Emmanuel McDaniel (born July 27, 1972) is a former professional American football cornerback who played seven seasons in the National Football League for the Carolina Panthers, Indianapolis Colts, New York Giants, Miami Dolphins and the Arizona Cardinals.  He played college football at East Carolina University and was drafted by the Panthers in the fourth round of the 1996 NFL Draft.

McDaniel was a four-year letterman (1992-1995) for the East Carolina Pirates before moving onto the National Football League. He ended his Pirate tenure with 112 tackles and 13 interceptions, pacing the Pirates in that category from 1993-1995 (2 in 1993, 5 in 1994, and 6 in 1995). He is tied in East Carolina Pirates record book for career high interception for a touchdown with two. As a college senior, he earned First-team All-South Independent honors. 

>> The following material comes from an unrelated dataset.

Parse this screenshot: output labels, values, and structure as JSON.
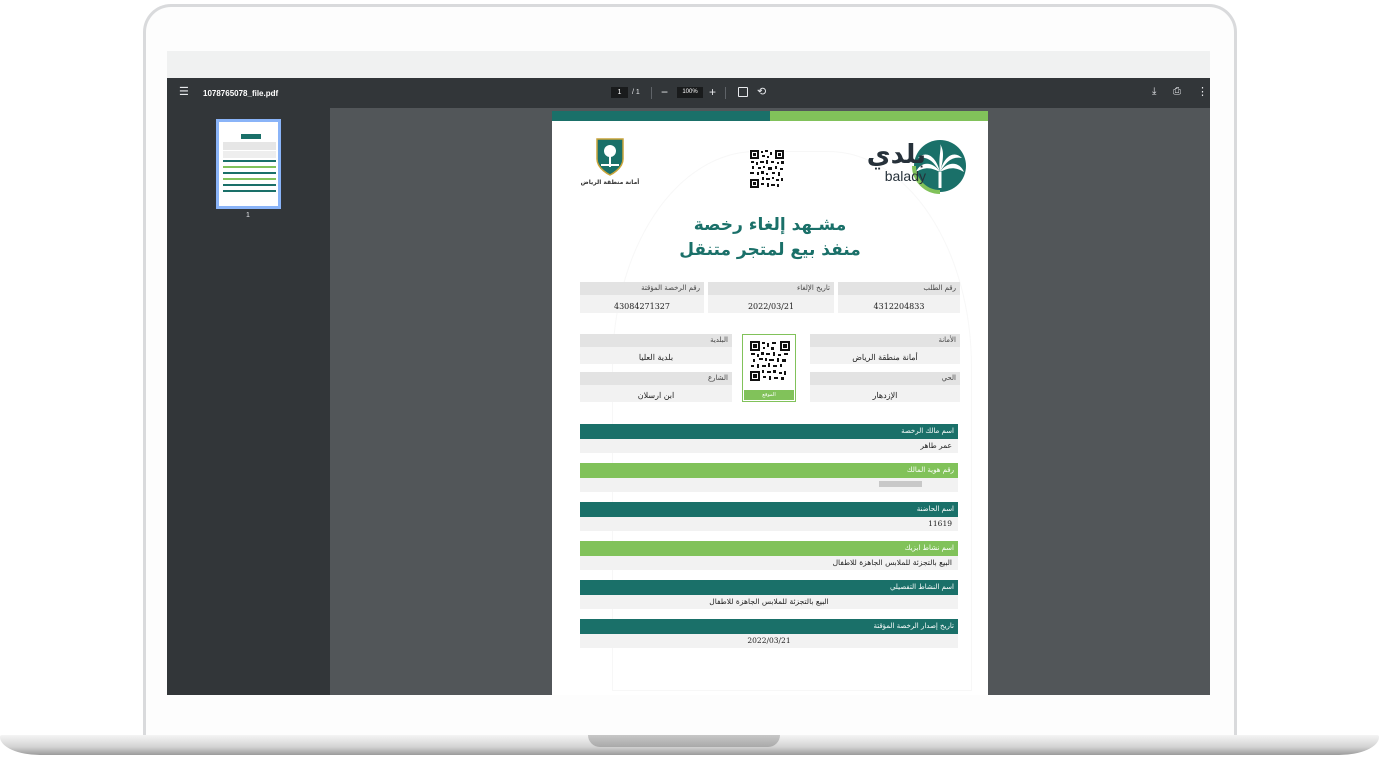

McDaniel’s professional career began with the Carolina Panthers, who selected him with the 111th pick of the fourth round in the 1996 NFL draft. As a defensive back and special teams standout, he spent seven years in the National Football League with the Carolina Panthers (1996, 2002), Indianapolis Colts (1997), Miami Dolphins (1998), New York Giants (1999-2001), and the Arizona Cardinals (2003). 

He ended his professional career with 161 tackles, 32 passes defended and nine interceptions. McDaniel had six interceptions in 2000, when he helped the New York Giants to a 12-4 regular-season record. 

The Jonesboro, Georgia native is one of 14 East Carolina Pirates to be on the active roster for a Super Bowl team, earning a starting nod as the nickel back in Super Bowl XXXV against the Baltimore Ravens. A week prior to Super Bowl XXXV, McDaniel was named the New York Giants Defensive Player-of-the-Game in a 41-0 victory over the Minnesota Vikings in the NFC Championship Game. 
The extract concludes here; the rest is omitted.